Is Apple a Pawn in an International Proxy War?
Apple’s (NASDAQ:AAPL) ongoing difficulties with various government-run Chinese media organizations entered a new phase this weekend when the Shanghai Animation Film Studio filed a lawsuit against Apple, alleging that the California-based company has been illegally selling its films through its iTunes Store.
According to a South China Morning Post report via Mac Observer, the government-owned animation studio is seeking roughly $531,112 in damages.
This latest headache for Apple in China comes on the heels of a notice from China’s official State Administration for Industry and Commerce that was critical of Apple’s treatment of Chinese consumers. According to Reuters, the official notice called for tighter supervision of Apple’s consumer policies without offering any specific details.

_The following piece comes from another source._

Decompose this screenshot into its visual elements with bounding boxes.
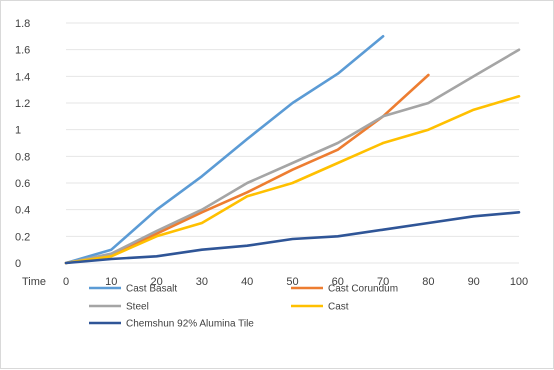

Earlier this month, Apple was also the subject of a consumer rights television show that was broadcast on the government-owned China Central Television station. The show accused Apple of giving Chinese consumers poor post-sales customer service, including inferior warranty policies that differed from warranties offered in other markets. Soon after the show aired however, Chinese social media users discovered what appeared to be a coordinated government-run smear campaign against Apple.
The Mac Observer proposes that these attacks may be part of a proxy war that the Chinese government is waging against the U.S. government in retaliation for recent legislation which banned some Chinese-made network equipment from being used on U.S. networks. The legislation was passed because of fears that the Chinese government could use the equipment to gather intelligence on U.S. networks.
Unfortunately, if this is true, there is little that Apple can do to resolve its issues in China. As Bryan Chaffin at Mac Observer notes, “This battle will be settled by bureaucrats and policy makers, not new products or corporate practices.”
Apple closed down 2.08 percent at $442.66 on Thursday, at the end of a shortened trading week.